Поэтам нельзя писать о смерти. Она особенно чутка к их призывам и приходит такой, какую они накликали себе, быть может, в порыве лихого бесшабашного легкомыслия, будто забыв, что стихи сродни магическому заклинанию, способному перечеркнуть благоприятные варианты судьбы.
"Пускаясь заново в полет, петлю закладываю мертвую", - написал Борис Рыжий, совсем еще молодой, подающий надежды поэт, уже обласканный славой (его, жителя Екатеринбурга, печатали столичные журналы, в прошлом году он получил поощрительный приз Антибукера). А в ночь на седьмое мая он сунул голову в настоящую петлю.

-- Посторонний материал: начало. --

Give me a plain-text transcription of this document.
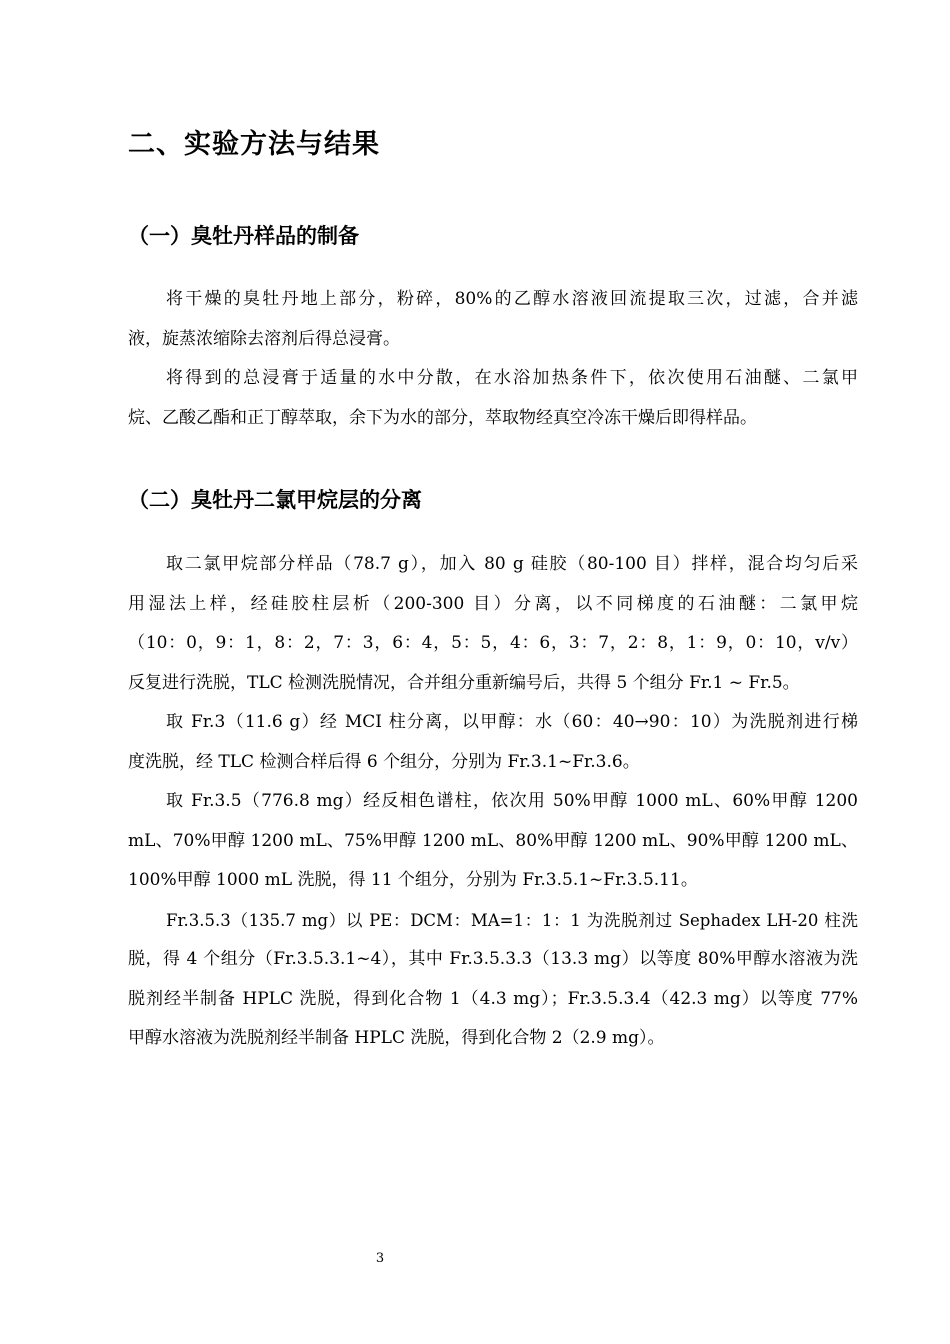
二、实验方法与结果
（一）臭牡丹样品的制备
将干燥的臭牡丹地上部分，粉碎，80%的乙醇水溶液回流提取三次，过滤，合并滤
液，旋蒸浓缩除去溶剂后得总浸膏。
将得到的总浸膏于适量的水中分散，在水浴加热条件下，依次使用石油醚、二氯甲
烷、乙酸乙酯和正丁醇萃取，余下为水的部分，萃取物经真空冷冻干燥后即得样品。
（二）臭牡丹二氯甲烷层的分离
取二氯甲烷部分样品（78.7 g），加入 80 g 硅胶（80-100 目）拌样，混合均匀后采
用湿法上样，经硅胶柱层析（200-300 目）分离，以不同梯度的石油醚：二氯甲烷
（10：0，9：1，8：2，7：3，6：4，5：5，4：6，3：7，2：8，1：9，0：10，v/v）
反复进行洗脱，TLC 检测洗脱情况，合并组分重新编号后，共得 5 个组分 Fr.1 ~ Fr.5。
取 Fr.3（11.6 g）经 MCI 柱分离，以甲醇：水（60：40→90：10）为洗脱剂进行梯
度洗脱，经 TLC 检测合样后得 6 个组分，分别为 Fr.3.1~Fr.3.6。
取 Fr.3.5（776.8 mg）经反相色谱柱，依次用 50%甲醇 1000 mL、60%甲醇 1200
mL、70%甲醇 1200 mL、75%甲醇 1200 mL、80%甲醇 1200 mL、90%甲醇 1200 mL、
100%甲醇 1000 mL 洗脱，得 11 个组分，分别为 Fr.3.5.1~Fr.3.5.11。
Fr.3.5.3（135.7 mg）以 PE：DCM：MA=1：1：1 为洗脱剂过 Sephadex LH-20 柱洗
脱，得 4 个组分（Fr.3.5.3.1~4），其中 Fr.3.5.3.3（13.3 mg）以等度 80%甲醇水溶液为洗
脱剂经半制备 HPLC 洗脱，得到化合物 1（4.3 mg）；Fr.3.5.3.4（42.3 mg）以等度 77%
甲醇水溶液为洗脱剂经半制备 HPLC 洗脱，得到化合物 2（2.9 mg）。
3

В его поэзии вообще было много смертей. Он играл с романтикой бандитско-блатного мира, где смерть - просто бытовой факт, лишенный траурной помпезности и, кажется, сакральности вообще. Но и выходя за рамки этой романтики, он описывал жизнь, как обыденность, как "низкую действительность", которая при этом в его стихах пропитывалась экзистенциальной тоской и одновременно обладала какой-то парадоксальной витальностью. И здесь тоже, конечно, присутствовала смерть:
А когда он умер тоже,
Не играло ни хрена,
Тишина, помилуй, Боже,
плохо, если тишина.
Он родился в Челябинске в 1974 г. Большую часть жизни прожил в Свердловске-Екатеринбурге. По образованию был горным инженером. Публиковаться начал совсем недавно - в 97-м. И очень скоро стал знаменитым. Творческие личности бывают устроены очень неудобно для жизни - жизнь как будто все время не вполне подходит для них, вместо свойственного обычному человеку чувства самосохранения, в них словно работает инстинкт самоуничтожения. Несколько месяцев назад свел счеты с жизнью его близкий друг. Борис Рыжий не мог преодолеть тяжелой депрессии, пил... Страшно представить, ему было всего 27 лет.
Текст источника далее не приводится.